Illustratively, fig. 5 is a schematic diagram of the composition of a hotword system provided in an embodiment of the disclosure. As shown in fig. 5, the hotword system includes: a hotword parsing module 501, an es library 502, and a service module 503.
Wherein, the hotword parsing module may include: and the function modules comprise hotword mining, filtering analysis, blacklist analysis, synonym analysis, part-of-speech mining and the like.
The hotword parsing module 501 may routinely read worksheet data.
The hot word mining function module can acquire words with degrees of freedom and solidification meeting preset conditions in texts contained in worksheets in government affair scenes, and determines first keywords with word frequency meeting preset frequency requirements in the words.
The synonym analysis function module can determine second keywords, the similarity of which meets the requirement of the preset similarity, from preset words contained in a preset corpus, cluster the first keywords and the second keywords to obtain at least one hot word clustering result, each hot word clustering result comprises at least one hot word, the hot words contained in each hot word clustering result are synonyms, and the hot words are the first keywords or the second keywords.
The hot word mining function module can also generate a hot word list according to the hot word clustering result, wherein the hot word list comprises hot words and synonyms of the hot words.
The blacklist analysis functional module can receive hot word blacklist configuration operation of a user, respond to the hot word blacklist configuration operation, and add target hot word settings corresponding to the hot word blacklist configuration operation to the hot word blacklist.
The filtering and analyzing functional module can filter the first keywords, screen out the first keywords which do not meet the preset requirements, and filter the hot words, screen out the hot words which do not meet the preset requirements.
The part-of-speech mining function module can determine the classification category of the hot word through a preset classification model, and label the hot word with a category label according to the classification category of the hot word.
The hotword parsing module 501 may store the hotword vocabulary and the work order data in the es library 502, and the es library 502 is connected to the service module 503.
The service module 503 may be a business encapsulation service, and includes a hotword application API such as a hotword search API, a case hotword search API, a blacklist library management API, a hotword query API, a hotword trend analysis API, a keyword search API, and a hotword association API.

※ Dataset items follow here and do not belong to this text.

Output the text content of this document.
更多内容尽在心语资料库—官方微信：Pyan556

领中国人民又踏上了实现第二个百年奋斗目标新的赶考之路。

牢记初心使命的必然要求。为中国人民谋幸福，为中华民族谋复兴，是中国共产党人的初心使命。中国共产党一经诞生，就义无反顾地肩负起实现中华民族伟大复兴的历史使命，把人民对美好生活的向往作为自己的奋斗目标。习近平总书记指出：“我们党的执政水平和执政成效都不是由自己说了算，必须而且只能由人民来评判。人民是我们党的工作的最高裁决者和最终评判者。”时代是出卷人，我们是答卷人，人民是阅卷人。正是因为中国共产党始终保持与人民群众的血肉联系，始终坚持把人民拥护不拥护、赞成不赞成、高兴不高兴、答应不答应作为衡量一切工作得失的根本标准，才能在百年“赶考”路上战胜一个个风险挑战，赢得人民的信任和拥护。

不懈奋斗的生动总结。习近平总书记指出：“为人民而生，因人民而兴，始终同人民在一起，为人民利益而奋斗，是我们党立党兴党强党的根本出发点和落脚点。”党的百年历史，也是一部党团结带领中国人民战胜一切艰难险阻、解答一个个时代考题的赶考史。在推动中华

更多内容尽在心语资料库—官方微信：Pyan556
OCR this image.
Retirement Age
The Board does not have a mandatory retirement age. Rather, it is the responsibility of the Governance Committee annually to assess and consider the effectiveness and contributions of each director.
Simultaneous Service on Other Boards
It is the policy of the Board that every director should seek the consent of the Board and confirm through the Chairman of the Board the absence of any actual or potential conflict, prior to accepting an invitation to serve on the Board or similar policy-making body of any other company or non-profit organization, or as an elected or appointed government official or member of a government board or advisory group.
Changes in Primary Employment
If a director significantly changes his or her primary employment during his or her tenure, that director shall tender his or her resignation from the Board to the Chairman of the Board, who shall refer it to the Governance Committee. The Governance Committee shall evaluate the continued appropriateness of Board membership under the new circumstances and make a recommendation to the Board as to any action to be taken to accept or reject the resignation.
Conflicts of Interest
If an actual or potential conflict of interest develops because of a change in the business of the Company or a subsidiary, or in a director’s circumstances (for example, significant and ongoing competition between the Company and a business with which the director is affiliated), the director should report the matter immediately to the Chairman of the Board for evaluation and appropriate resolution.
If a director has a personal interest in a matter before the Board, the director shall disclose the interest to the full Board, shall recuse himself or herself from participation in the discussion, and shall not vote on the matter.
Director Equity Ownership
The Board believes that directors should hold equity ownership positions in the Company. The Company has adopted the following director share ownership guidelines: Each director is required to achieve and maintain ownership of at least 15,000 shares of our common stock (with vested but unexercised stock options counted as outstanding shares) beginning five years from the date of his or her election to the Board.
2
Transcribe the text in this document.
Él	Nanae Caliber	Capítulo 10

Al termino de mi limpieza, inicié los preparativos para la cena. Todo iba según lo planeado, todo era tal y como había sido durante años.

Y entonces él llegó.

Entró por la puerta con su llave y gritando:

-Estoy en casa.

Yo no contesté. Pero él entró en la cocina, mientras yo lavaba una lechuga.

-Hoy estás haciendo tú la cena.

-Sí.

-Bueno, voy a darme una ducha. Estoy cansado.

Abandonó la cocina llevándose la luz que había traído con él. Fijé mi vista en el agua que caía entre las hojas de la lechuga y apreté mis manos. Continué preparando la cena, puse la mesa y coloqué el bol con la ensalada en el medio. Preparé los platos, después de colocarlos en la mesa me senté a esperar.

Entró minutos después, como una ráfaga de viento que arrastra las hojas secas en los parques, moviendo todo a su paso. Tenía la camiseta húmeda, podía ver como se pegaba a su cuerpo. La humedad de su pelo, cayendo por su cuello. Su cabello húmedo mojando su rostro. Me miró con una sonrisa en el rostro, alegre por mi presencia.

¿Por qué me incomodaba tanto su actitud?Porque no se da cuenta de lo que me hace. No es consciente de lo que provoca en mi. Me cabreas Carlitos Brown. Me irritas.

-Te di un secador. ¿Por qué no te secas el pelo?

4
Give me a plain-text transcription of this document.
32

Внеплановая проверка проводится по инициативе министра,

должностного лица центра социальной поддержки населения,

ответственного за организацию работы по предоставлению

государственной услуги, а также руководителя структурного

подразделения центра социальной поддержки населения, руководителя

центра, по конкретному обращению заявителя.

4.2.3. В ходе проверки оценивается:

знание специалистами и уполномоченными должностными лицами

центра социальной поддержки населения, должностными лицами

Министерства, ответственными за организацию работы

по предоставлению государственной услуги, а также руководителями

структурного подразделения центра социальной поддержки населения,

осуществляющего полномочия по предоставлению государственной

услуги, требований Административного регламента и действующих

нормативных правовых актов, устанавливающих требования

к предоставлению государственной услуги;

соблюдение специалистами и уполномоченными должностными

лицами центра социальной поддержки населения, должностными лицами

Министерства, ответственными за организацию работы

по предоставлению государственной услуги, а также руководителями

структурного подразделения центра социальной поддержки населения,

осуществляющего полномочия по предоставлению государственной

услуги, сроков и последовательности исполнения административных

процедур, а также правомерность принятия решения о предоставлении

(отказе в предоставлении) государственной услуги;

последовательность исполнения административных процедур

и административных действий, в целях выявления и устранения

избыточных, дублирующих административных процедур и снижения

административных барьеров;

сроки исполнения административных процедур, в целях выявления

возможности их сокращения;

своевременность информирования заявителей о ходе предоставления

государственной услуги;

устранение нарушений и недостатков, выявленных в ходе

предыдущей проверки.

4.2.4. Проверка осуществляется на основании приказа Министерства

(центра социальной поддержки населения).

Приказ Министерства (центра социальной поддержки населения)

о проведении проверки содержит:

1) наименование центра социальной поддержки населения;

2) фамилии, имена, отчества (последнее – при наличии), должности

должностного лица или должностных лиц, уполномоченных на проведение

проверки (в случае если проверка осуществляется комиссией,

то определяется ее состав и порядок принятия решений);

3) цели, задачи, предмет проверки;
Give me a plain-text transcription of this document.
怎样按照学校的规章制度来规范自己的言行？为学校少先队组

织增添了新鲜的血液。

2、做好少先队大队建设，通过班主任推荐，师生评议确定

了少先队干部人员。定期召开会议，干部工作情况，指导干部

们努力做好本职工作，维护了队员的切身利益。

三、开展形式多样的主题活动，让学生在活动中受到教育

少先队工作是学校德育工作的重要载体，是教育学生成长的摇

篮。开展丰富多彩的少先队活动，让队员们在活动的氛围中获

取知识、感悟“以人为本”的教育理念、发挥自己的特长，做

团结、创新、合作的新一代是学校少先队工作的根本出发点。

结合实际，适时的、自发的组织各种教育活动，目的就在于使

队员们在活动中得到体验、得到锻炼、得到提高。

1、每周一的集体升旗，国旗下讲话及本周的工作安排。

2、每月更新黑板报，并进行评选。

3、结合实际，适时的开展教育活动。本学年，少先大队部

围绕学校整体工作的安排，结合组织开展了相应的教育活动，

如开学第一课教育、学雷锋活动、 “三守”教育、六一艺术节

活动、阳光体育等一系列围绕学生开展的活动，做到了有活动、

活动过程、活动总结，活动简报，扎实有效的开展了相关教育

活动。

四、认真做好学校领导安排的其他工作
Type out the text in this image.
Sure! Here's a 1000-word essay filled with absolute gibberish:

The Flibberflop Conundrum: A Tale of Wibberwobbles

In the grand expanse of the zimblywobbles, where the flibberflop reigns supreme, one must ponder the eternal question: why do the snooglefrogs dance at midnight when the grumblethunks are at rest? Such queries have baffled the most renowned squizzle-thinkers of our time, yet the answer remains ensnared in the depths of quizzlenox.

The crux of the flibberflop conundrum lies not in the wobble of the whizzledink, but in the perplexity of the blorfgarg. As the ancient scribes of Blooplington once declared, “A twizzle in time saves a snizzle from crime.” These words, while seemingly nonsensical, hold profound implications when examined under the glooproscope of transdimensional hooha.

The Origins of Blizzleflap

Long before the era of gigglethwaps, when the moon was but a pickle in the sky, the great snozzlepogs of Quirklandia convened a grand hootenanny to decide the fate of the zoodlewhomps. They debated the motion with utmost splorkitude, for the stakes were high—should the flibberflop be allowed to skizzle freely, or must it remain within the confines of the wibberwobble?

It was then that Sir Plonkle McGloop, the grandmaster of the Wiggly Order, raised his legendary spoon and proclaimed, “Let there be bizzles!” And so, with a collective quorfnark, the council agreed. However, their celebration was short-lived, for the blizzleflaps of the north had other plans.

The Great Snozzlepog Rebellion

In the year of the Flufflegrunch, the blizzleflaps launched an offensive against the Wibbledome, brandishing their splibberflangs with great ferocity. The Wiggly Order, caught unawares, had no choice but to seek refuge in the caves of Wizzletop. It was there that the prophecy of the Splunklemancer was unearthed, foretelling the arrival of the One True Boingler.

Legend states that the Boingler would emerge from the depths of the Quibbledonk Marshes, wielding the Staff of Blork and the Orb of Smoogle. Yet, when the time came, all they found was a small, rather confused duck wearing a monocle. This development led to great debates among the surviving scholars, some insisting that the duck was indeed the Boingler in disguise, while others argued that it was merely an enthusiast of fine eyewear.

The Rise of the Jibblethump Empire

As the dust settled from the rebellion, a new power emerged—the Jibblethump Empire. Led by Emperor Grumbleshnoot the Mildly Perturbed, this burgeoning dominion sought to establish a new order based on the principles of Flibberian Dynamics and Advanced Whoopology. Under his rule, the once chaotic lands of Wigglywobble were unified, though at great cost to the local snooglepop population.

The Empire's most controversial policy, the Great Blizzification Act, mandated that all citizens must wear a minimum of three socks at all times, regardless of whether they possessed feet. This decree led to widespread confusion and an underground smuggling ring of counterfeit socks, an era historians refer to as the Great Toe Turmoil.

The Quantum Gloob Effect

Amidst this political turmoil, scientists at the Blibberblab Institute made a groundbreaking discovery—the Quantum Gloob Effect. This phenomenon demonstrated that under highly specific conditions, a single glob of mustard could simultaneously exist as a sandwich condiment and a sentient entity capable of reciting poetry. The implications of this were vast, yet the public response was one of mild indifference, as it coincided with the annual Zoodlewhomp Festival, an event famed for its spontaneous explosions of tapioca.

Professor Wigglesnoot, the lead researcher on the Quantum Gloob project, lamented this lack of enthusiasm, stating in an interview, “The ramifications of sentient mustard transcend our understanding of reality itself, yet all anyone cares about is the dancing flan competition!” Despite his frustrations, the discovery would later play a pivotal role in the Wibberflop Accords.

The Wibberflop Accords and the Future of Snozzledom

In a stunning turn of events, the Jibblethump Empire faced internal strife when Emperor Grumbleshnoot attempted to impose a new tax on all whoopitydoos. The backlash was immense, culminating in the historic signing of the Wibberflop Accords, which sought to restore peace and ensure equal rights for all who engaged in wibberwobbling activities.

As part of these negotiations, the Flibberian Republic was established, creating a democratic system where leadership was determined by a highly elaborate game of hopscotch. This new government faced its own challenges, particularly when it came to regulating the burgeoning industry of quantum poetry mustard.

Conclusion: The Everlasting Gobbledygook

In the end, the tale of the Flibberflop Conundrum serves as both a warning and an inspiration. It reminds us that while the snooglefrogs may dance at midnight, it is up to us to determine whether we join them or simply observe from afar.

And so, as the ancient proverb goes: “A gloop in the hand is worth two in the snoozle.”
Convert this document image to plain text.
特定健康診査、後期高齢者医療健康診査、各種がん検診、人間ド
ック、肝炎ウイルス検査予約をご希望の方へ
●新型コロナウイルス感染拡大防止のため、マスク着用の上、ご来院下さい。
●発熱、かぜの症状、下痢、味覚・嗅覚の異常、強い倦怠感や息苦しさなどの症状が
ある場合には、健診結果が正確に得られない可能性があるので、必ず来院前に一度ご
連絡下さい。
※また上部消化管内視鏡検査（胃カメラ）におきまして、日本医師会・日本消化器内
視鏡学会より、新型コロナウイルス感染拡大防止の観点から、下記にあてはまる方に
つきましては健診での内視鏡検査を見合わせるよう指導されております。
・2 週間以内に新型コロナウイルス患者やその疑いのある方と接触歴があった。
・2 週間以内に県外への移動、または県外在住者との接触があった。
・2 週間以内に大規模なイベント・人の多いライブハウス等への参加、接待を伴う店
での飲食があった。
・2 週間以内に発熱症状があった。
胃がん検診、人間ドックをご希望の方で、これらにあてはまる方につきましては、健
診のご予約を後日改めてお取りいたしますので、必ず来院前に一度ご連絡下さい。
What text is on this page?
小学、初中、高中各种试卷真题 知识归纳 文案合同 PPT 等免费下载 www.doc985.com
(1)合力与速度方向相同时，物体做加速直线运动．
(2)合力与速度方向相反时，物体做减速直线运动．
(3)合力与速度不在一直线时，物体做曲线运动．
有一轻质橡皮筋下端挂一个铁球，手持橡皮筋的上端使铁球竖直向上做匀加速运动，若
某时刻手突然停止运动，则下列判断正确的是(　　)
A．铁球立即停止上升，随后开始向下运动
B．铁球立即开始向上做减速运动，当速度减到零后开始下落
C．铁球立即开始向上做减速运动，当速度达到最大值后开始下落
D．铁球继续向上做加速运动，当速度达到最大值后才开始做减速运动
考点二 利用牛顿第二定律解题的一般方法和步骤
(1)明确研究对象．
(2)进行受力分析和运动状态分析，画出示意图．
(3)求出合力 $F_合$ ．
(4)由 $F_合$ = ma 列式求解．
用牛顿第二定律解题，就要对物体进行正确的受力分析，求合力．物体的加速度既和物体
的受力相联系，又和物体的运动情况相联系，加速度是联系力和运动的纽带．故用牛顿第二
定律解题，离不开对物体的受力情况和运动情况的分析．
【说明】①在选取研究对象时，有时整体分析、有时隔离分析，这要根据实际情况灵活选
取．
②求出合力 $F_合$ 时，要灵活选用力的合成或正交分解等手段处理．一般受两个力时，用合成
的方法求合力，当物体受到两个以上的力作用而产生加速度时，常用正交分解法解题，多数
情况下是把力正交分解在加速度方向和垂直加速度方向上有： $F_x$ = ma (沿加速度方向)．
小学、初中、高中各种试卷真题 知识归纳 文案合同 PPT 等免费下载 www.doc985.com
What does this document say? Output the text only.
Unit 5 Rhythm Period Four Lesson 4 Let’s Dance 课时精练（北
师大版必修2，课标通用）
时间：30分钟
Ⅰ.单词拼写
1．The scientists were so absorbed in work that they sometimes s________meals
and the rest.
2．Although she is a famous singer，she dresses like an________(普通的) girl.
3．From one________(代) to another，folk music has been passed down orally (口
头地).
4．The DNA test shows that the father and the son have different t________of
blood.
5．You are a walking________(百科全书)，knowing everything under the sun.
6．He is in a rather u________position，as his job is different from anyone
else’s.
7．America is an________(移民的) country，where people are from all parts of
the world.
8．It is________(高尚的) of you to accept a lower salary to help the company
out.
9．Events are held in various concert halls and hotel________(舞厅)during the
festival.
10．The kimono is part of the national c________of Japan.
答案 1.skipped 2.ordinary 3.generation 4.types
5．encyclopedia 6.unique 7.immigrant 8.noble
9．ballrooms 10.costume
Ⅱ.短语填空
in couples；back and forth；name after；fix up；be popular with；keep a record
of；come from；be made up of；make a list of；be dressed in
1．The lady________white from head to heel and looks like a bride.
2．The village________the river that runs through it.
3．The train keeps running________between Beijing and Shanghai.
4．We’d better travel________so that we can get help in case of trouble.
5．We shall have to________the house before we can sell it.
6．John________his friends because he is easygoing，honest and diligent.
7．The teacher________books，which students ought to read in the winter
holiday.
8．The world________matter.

The hotword application API can access the es library to realize one or more functions of hotword trend early warning, main event analysis of worksheet occurrence and the like.
In an exemplary embodiment, the embodiment of the present disclosure further provides a government affair scene hot word mining apparatus, which may be used to implement the government affair scene hot word mining method described in the foregoing embodiment. Fig. 6 is a schematic diagram of a government affair scene hot word mining device according to an embodiment of the disclosure. As shown in fig. 6, the apparatus may include: an acquisition unit 601, a screening unit 602, a recall unit 603, a mining unit 604 and a hotword configuration unit 605.
The acquiring unit 601 is configured to acquire a word with a degree of freedom and a degree of solidification meeting preset conditions in a text included in a worksheet data in a government affair scene.
And the screening unit 602 is configured to determine, from the words, a first keyword whose word frequency meets a preset frequency requirement.
The recall unit 603 is configured to determine, from the preset words included in the preset corpus, a second keyword whose similarity with the first keyword meets a preset similarity requirement.
The mining unit 604 is configured to cluster the first keyword and the second keyword to obtain at least one hotword clustering result, where each hotword clustering result includes at least one hotword, and the hotwords included in each hotword clustering result are synonyms, and the hotwords are the first keyword or the second keyword.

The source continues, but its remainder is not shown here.